As the objector had no expectation of receiving specific notice under the SCI, there had been no breach of his legitimate expectation. The objector had the same opportunity as any member of the public to learn about the planning application.
2. No sufficient reason for the objector's delay in bringing the Judicial Review proceedings
2.1 A key consideration in this case was the delay in the objector making a Judicial Review application. The Court considered that the objector had delayed twice. The first delay was between the grant of planning permission and the initial objection. There was a further delay of 5 months before a Judicial Review application was lodged.
2.2 The first delay was explained by the fact the objector was not specifically notified of the planning permission and was not aware of it until works commenced. The Court considered that the appropriate statutory notices were put in place and as such it was inappropriate for the Court to extend the time for bringing a legal challenge just because the objector did not notice what was going on.
2.3 The objector explained that the second delay was as a result of following legal advice.
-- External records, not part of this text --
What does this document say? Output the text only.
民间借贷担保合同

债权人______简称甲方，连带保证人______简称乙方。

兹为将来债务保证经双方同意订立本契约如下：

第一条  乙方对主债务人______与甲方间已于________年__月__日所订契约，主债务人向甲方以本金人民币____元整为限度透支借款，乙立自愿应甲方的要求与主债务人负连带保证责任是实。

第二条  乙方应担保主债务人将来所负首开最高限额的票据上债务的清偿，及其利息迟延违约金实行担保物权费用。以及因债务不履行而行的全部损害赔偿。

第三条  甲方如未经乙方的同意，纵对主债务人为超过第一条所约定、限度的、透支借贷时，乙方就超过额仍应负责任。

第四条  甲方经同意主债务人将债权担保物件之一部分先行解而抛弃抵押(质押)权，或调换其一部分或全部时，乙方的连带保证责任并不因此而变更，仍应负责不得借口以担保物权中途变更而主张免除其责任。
The Court did not consider this acceptable and confirmed that the "fact that a person acts (or omits to act) on the basis of legal advice does not make him less responsible in law for his actions".
2.4 The Court of Appeal considered that, because of the detrimental reliance a developer places on the grant of planning permission, it is in the public interest to ensure that there is "prompt legal action" in relation to any challenges. The Court of Appeal concluded that there needed to be "very special reasons" to allow a delayed Judicial Review application and that there were no such reasons in this case.
This case highlights the importance of having a keen eye on the timing of Judicial Review applications and makes clear that there needs to be an extremely good reason for any delay in making an application, particularly when there is likely to be detrimental reliance by one party. The Court of Appeal made clear that where an objector has been involved in the planning process throughout, they will be expected to act with "especial speed" in relation to their objections – planning practitioners will need to be alive to this and deal with any objections at the earliest opportunity.